Kortsik C, Winckelmann G, Beck K, Lütke A

机构信息

Deutsche Klinik für Diagnostik, Wiesbaden.

出版信息

Dtsch Med Wochenschr. 1987 Oct 23;112(43):1657-60. doi: 10.1055/s-2008-1068308.

Abstract

The diagnostic value of laparoscopy with biopsy under vision was analysed retrospectively in 70 patients with persisting or recurrent fever of at least six weeks' duration which had remained unexplained despite detailed noninvasive studies. In 42 of these patients an intra-abdominal process had been suspected. The cause of fever was directly or indirectly diagnosed by the laparoscopy in 31 patients (44%), 29 of whom had clinical findings or abnormal biochemical results pointing to an involvement of abdominal organs. The most common laparoscopic diagnosis was granulomatous disease, isolated liver disease or malignant lymphoma.
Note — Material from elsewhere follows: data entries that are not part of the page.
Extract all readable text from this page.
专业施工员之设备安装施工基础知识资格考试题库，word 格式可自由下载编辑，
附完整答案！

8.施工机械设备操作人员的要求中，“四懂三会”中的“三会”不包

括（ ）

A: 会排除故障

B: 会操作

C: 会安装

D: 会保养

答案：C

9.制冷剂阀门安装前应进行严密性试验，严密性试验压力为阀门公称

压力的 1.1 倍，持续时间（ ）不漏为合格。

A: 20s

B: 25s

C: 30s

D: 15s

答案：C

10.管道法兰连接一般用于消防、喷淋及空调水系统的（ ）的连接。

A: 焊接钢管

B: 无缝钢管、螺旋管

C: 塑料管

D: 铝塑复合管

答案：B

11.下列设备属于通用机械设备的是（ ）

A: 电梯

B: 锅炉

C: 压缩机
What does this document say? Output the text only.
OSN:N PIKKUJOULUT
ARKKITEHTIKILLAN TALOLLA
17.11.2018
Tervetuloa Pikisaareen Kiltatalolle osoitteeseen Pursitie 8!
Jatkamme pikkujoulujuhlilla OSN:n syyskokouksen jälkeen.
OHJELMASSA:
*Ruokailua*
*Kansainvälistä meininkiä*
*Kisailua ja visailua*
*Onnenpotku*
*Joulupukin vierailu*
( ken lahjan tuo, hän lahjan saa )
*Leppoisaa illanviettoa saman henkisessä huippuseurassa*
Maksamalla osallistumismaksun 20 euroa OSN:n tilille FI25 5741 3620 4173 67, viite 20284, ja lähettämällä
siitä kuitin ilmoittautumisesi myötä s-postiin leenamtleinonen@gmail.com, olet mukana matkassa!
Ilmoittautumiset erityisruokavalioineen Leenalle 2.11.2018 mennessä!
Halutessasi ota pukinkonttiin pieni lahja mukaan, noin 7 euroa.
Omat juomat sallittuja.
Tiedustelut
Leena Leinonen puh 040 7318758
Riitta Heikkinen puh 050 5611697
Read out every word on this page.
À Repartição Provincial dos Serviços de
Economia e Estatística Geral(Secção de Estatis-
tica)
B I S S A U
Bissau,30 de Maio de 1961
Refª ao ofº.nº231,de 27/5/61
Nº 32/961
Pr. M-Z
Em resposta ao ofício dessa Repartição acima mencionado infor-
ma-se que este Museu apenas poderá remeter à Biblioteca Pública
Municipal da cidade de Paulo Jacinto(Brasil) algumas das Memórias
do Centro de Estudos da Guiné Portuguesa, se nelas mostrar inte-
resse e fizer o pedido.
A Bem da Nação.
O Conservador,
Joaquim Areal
If clinical signs pointing to abdominal involvement are absent, laparoscopy is unlikely to aid in the diagnosis of fever of unknown origin.

摘要

对70例持续发热或反复发热至少6周的患者进行了回顾性分析,这些患者尽管进行了详细的无创检查,但仍病因不明。其中42例患者曾怀疑有腹腔内病变。通过腹腔镜检查直接或间接诊断出31例患者(44%)的发热原因,其中29例患者有临床症状或生化结果异常,提示腹部器官受累。最常见的腹腔镜诊断为肉芽肿性疾病、孤立性肝病或恶性淋巴瘤。如果没有指向腹部受累的临床体征,腹腔镜检查不太可能有助于不明原因发热的诊断。